Can I be forced to testify against my spouse? Can my spouse prevent me from testifying against them?

When it comes to testifying against a spouse, states have different rules on whether or not this type of testimony can be compelled. In Utah, Article 1 Section 12 of the Utah Constitution specifically provides that a husband cannot be compelled to testify against his wife and a wife cannot be compelled to testify against her husband. This rule has also been placed into Utah’s Rules of Evidence, Rule 502 (https://www.utcourts.gov/resources/rules/ure/0502.htm), which is known as the marital privilege rule. These types of scenarios come up most often in domestic violence and sexual assault cases.

Oftentimes, the spouse that has been abused will be reluctant to testify against their spouse, resulting in the abusive spouse going free and not facing the consequences of their actions.
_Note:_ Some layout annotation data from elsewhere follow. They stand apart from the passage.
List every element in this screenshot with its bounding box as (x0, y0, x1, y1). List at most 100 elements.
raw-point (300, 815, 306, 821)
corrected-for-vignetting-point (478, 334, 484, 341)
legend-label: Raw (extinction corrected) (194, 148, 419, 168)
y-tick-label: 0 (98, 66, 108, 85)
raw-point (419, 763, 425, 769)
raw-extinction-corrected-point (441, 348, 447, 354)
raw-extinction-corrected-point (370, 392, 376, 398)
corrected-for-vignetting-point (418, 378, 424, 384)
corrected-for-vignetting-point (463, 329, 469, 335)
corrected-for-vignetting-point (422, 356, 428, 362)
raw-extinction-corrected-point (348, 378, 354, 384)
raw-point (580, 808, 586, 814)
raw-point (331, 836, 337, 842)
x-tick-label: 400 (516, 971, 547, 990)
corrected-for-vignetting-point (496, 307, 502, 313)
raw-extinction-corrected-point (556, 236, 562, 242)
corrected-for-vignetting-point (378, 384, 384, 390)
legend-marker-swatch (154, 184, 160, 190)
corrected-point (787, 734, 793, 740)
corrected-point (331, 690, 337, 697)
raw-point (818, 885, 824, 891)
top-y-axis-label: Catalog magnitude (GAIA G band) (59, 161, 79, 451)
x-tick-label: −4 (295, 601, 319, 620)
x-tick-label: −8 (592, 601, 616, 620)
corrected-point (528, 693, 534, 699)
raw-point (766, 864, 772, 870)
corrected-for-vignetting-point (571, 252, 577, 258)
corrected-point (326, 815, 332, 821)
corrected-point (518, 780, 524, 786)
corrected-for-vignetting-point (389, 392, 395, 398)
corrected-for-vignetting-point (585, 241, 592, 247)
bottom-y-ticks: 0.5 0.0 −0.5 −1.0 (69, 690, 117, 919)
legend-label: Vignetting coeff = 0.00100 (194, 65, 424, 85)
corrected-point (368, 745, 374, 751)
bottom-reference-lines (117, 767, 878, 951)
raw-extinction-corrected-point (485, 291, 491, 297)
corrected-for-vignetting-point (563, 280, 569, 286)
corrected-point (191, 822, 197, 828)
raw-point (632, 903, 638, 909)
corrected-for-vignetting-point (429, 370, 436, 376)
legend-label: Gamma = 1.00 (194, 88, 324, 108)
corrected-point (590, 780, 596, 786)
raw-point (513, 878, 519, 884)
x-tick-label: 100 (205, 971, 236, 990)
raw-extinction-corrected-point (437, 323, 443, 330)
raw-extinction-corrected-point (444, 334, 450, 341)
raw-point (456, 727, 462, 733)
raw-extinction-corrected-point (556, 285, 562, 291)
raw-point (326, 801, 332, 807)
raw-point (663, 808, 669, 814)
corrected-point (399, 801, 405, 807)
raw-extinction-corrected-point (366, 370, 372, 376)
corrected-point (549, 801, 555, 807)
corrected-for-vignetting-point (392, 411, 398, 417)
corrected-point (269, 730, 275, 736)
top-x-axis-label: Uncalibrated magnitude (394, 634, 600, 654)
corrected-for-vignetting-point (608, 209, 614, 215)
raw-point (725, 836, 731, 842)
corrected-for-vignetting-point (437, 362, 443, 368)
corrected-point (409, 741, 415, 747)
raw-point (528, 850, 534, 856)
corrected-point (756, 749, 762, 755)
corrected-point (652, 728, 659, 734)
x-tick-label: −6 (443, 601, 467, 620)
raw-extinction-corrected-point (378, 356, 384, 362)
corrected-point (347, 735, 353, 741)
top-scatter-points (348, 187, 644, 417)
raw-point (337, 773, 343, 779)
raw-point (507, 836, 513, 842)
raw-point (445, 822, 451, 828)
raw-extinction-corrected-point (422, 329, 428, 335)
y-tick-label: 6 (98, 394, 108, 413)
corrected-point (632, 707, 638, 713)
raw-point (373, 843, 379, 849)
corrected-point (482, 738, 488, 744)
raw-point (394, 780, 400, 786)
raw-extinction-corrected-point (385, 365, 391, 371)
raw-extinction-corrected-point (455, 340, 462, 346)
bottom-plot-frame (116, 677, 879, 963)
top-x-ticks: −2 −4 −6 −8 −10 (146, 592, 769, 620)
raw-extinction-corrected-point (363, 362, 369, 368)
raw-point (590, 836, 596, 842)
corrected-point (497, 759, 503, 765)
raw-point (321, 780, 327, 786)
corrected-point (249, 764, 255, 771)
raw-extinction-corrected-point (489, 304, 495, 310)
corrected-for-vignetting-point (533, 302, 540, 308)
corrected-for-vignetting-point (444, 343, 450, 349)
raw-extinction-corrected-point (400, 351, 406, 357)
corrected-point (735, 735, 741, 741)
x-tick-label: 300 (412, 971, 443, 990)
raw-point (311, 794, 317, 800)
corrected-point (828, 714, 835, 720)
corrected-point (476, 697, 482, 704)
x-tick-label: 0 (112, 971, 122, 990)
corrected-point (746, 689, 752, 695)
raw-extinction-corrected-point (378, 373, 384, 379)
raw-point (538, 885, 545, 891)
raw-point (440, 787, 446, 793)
While this seems like a harsh consequence of marital privilege, states that have chosen to adopt similar rules concerning marital privilege do so in order to foster marital harmony, avoid marital dissension. (See Federal Marital Privileges in a Criminal Context: The Need for Further Modification Since Trammel, 43 Wash. & Lee L. Rev. 197 (1986) http://scholarlycommons.law.wlu.edu/wlulr/vol43/iss1/10).

In adopting this privilege, states have also recognized that this rule also flows from a natural repugnance towards requiring a person to condemn or be condemned by his or her own spouse. In contrast to this “privilege” is the spousal communications privilege, which allows either spouse to prevent certain testimony about communications made during the marriage. Spousal privilege is also codified under Utah Rules of Evidence, Rule 502. Under the spousal communications privilege, any communications between a husband and a wife made during the marriage are confidential. Making these communications confidential means that one spouse cannot testify about communications made with the other spouse during the marriage unless both spouses give consent to the testimony. Since both spouses must give consent, this spousal privilege is often used to keep one spouse from testifying against another spouse. Because this privilege can have very harsh consequences in the criminal context, such as allowing a defendant to go free because his or her spouse is prevented from testifying about crucial evidence, Utah has limited the applicability of this privilege to the civil context.